What is a semi-desert climate?
An extremely dry area characterized by sparse vegetation.
Semi-desert scrubs A transitional formation type situated between true desert and more thickly vegetated areas (e.g. between thorn forest and desert or between Savannah and desert). The vegetation is sparser than that of the thorn forest and succulents are more common, as a consequence of the drier climate. Most of the plants are shallow-rooted, and so able to exploit before it evaporates any precipitation that percolates into the surface layer of the soil.
Plants That Live in the Semi-Desert Scrub
The semi-desert scrub is a region short on moisture with plenty of sunlight. This area is open shrubland with clumps of grass. The soil is fine-textured, alkaline and salty. The plants must endure hot summers and cold winters and annual rainfall is usually 7 to 16 inches–commonly falling as snow. Rainfall also can flood the area with up to 3 feet of water. The growing season in semi-desert scrub is marked by drought. Most plants that grow in this area must be tolerant to fire and large mammal grazing.
Four-wing saltbush (Atriplex canescens) is an evergreen shrub reaching 15 feet high. The narrow, oblong leaves are 1/2 to 2 inches long. The gray-green foliage sparsely covers the multitude of branches.
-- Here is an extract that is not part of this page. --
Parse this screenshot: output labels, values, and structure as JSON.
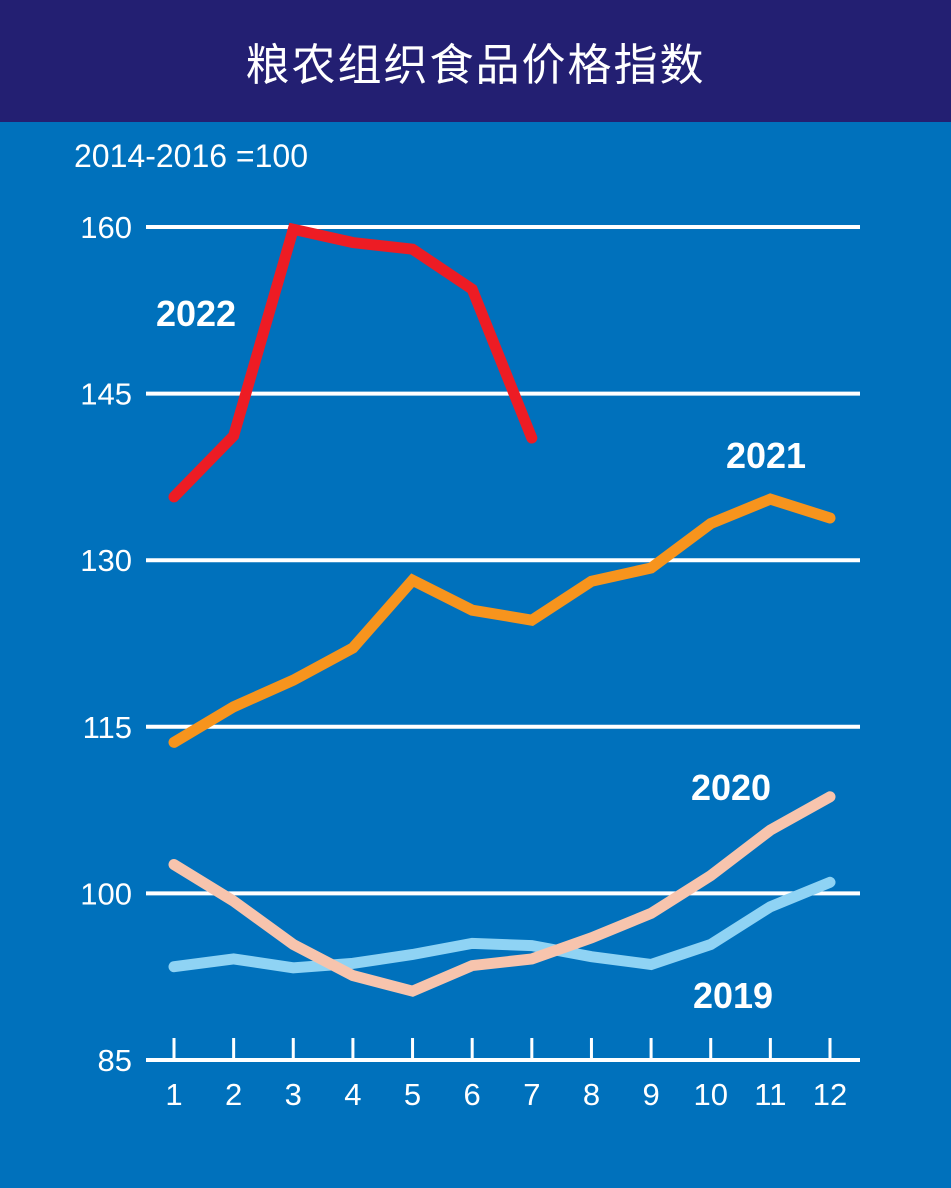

Four-wing saltbush produces dull yellow-brown flowers in the summer. Light green fruit follows the blossoms and turns light brown in the fall when ripe. Papery bracts create four wings around the fruit and stay on the bush for two years.
Indian ricegrass (Achnatherum hymenoides) is an erect perennial that grows 1 to 2 1/2 feet tall. This grass begins growing in the early spring while temperatures are still cool. Loose seed spikes are produced in the late spring. Green narrow blades attach to Indian ricegrass at the base. This grass thrives at 3,000 to 10,000 feet in elevation. Indian ricegrass is adapted to arid conditions and does not grow well in poor-draining soil. This plant is an important spring and summer food source for large mammals.
Winterfat (Krascheninnikovia lanata) is a cool season perennial that lives up to 130 years. This low-growing, woody shrub reaches 1 to 3 feet in height. The hairs covering the branches give the bush a silvery-white look. Small blossoms appear in April to September. The white flowers do not have any petals and form blossom clusters. Winterfat is found in dry valley bottoms, flat mesas, and hillsides. It does not grow well in wet conditions. Winterfat provides winter grazing for sheep, pronghorn, elk and mule deer.
Yellow rabbitbrush (Chrysothamnus viscidiflorus) is a 1- to 4-foot evergreen shrub. Brittle branches sprout from the base of the plant. Small, grass-like leaves are light green in color. Small, yellow blossoms appear in the late summer. These sticky flowers form round clusters. Yellow rabbitbrush prefers dry, good-draining soil and tolerates salty soil. This bush quickly invades areas disturbed by construction and agriculture.
Big sagebrush (Artemisia tridentate) is an upright perennial shrub. This evergreen branches off a short trunk to create a round shape. Big sagebrush can reach 16 feet tall. Tiny flowers form dense clusters in the fall. Three-lobed, gray-green leaves are covered with silver hairs. This bush typically grows at 2,500 to 10,000 feet elevation in dry, good-draining, gravelly or rocky soil. Wildlife grazes on big sagebrush throughout the year.
Driedoring (Rhigozum trichotomum Burch.)
These thorny African bushes can be classified as shrubs or as multi-stemmed trees that can grow up to three meters in height. The branches are rigid and twist in angular directions. The branches’ arms are short. This genus can produce flowers between the months of September and December. They grow out in dry, open woodland ion sandy soils or out of limestone rocky outcrops.